- Theatrical release poster
- Directed by: Ron Ormond
- Written by: Ron Ormond
- Produced by: Ron Ormond
- Starring: Billy Green Gary Jackson
- Music by: Walter Greene
- Production company: Lippert Pictures
- Distributed by: Lippert Pictures
- Release date: July 13, 1951;
- Running time: 54 minutes
- Country: United States
- Language: English

= Yes Sir, Mr. Bones =

Yes Sir, Mr Bones is a 1951 American film written, produced, and directed by Ron Ormond and starring veteran minstrel Billy Green and youngster Gary Jackson. The movie follows the format of the minstrel show form of American theater, with African American show business veterans like Jester Hairston, as well as white actors wearing blackface makeup.

==Plot==
A young boy finds himself in a home for retired minstrel show acts. He is anxious to find out as much as he can about them and the minstrel shows of the past, and flashbacks show what it was like back in the days of the minstrel shows.

==Production==
Writer-producer-director Ron Ormond had been making hourlong "vaudeville show" features like Varieties on Parade and Hollywood Varieties for Lippert Pictures. These unpretentious, low-budget pictures were aimed directly at small-town theaters and rural audiences, where they were well received. Ormond attempted to vary the format slightly by using bygone minstrel-show acts instead of vaudeville acts, and Yes Sir, Mr. Bones resulted. Received as a novelty feature in its day, its appeal was more specialized than the vaudeville revues and did not result in any further minstrel-show films. It was released to television in the 1950s, and in later years was broadcast relatively infrequently, possibly owing to the controversy of blackface entertainment.

==Reception==
Trade publisher Pete Harrison gave the film good marks: "For many years producers have made attempts to produce on the screen vaudeville acts, but they have more or less failed. This time, however, Ron Ormond, who wrote, produced and directed this picture, has succeeded. Those who see the picture will feel as if they are seeing live acts instead of shadow figures. The song, dance, and comedy routines are pleasing, and each of the performers succeed in capturing the flavor of an old-time minstrel show." Variety noted, "Today's crop of young theatregoers will get an idea of what the old-time minstrel show was like from Yes Sir, Mr. Bones.
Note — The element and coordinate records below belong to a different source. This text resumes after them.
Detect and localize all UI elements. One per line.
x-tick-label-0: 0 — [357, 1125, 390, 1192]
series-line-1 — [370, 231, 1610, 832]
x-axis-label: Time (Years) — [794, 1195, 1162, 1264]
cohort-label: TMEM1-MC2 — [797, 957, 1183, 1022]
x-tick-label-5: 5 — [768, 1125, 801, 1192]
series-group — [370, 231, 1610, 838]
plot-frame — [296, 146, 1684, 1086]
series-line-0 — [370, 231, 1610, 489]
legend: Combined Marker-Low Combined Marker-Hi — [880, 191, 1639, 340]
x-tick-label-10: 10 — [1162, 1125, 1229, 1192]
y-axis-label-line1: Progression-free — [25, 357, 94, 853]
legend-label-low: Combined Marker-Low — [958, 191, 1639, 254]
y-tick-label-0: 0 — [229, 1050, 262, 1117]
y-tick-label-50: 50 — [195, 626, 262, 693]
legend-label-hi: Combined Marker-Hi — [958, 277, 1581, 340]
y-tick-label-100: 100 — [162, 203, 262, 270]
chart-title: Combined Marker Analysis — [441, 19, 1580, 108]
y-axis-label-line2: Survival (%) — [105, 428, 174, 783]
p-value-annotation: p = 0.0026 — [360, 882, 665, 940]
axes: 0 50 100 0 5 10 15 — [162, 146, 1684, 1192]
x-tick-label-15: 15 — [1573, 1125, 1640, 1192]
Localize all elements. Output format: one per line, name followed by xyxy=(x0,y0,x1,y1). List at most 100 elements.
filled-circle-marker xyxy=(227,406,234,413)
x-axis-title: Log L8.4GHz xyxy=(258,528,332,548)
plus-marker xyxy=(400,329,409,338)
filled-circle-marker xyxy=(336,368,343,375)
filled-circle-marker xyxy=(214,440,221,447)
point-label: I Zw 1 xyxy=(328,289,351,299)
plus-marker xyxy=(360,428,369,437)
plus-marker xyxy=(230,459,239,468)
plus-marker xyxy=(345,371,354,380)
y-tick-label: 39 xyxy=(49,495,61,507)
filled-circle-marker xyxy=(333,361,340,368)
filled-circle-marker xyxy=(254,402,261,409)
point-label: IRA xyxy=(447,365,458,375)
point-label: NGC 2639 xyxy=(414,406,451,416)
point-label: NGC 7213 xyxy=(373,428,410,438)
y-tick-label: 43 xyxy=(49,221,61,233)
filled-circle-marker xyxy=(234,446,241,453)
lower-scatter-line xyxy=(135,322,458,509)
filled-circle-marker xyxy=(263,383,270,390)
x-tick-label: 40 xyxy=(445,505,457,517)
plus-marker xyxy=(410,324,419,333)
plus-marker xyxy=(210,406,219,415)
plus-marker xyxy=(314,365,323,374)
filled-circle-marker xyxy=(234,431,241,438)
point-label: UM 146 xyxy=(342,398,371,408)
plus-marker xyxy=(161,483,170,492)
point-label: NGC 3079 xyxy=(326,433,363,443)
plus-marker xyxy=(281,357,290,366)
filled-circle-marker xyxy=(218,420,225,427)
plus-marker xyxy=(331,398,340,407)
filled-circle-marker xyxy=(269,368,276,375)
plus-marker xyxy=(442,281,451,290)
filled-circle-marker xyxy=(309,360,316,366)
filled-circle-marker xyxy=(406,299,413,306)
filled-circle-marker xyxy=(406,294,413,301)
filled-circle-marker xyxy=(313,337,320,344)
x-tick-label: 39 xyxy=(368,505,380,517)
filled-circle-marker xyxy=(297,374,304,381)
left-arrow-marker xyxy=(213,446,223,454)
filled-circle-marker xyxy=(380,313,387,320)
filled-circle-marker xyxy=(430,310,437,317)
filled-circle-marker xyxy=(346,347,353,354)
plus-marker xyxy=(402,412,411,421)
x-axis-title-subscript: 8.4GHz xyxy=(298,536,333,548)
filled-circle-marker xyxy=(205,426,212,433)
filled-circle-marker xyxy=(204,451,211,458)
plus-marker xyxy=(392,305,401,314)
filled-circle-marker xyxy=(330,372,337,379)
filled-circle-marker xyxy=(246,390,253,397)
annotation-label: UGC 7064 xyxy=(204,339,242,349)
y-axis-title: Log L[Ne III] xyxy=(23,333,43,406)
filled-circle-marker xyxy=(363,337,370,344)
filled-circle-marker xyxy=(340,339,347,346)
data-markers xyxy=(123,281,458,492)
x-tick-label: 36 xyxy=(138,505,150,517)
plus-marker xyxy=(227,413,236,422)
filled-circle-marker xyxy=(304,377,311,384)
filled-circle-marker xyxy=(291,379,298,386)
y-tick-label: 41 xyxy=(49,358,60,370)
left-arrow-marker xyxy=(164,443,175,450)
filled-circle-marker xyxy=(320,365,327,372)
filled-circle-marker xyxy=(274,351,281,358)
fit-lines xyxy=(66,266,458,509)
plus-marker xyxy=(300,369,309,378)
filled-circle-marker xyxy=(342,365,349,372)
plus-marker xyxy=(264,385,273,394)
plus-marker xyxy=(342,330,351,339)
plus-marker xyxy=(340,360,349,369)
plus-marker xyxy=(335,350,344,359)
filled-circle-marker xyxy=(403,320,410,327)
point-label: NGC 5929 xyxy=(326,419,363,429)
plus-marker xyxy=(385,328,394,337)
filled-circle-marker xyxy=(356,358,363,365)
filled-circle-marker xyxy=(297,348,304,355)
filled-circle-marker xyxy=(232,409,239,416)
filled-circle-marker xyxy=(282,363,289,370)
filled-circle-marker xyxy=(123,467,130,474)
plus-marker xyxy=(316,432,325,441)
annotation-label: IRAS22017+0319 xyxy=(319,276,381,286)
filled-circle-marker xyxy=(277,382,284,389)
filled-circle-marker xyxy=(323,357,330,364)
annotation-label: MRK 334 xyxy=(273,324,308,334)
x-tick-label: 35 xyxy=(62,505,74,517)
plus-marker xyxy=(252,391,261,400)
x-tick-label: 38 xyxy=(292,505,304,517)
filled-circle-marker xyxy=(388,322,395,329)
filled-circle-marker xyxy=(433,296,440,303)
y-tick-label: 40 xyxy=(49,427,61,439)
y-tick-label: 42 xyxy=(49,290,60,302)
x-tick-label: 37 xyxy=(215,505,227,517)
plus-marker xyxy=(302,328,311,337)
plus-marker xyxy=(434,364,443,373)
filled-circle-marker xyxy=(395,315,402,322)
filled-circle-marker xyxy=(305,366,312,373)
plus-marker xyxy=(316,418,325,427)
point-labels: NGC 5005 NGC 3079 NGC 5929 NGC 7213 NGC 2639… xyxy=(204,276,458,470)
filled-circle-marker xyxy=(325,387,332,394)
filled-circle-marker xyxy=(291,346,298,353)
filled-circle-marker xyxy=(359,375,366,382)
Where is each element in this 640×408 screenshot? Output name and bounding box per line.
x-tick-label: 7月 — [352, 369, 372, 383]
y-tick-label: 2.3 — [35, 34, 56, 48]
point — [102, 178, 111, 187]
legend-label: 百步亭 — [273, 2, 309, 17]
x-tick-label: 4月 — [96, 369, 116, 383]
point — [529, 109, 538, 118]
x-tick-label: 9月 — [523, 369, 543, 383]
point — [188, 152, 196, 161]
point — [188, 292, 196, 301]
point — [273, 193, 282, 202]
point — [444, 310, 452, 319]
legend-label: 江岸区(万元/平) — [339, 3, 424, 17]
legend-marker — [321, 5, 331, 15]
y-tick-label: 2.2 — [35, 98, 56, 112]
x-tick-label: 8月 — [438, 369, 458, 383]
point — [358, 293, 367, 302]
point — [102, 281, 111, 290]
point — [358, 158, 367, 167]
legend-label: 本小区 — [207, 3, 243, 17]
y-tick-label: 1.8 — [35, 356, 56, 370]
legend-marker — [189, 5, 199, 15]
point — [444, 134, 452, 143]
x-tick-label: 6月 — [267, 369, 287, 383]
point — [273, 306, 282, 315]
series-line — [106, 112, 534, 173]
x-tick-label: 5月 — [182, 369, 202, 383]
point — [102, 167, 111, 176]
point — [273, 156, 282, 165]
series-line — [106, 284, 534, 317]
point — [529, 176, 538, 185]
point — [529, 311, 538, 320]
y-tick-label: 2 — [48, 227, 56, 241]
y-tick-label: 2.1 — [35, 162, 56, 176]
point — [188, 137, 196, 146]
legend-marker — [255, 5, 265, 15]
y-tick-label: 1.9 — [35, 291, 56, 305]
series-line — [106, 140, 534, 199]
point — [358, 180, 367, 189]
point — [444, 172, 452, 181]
Turned out as a programmer for supporting bookings in the smaller situations, it will get by in that bracket."The Exhibitor called it a "pleasing filler for the lower half [of double-feature programs]. This is made on a low budget, but it should serve its purpose."

A more recent review from AllMovie critic Hal Erickson: "Ormond re-creates a vintage minstrel show. Veteran troupers strut their stuff and reminisce about their glory days in the late 19th and early 20th century," and "in addition to the many white performers in blackface, the film also features several genuine African-American entertainers, including the great Jester Hairston.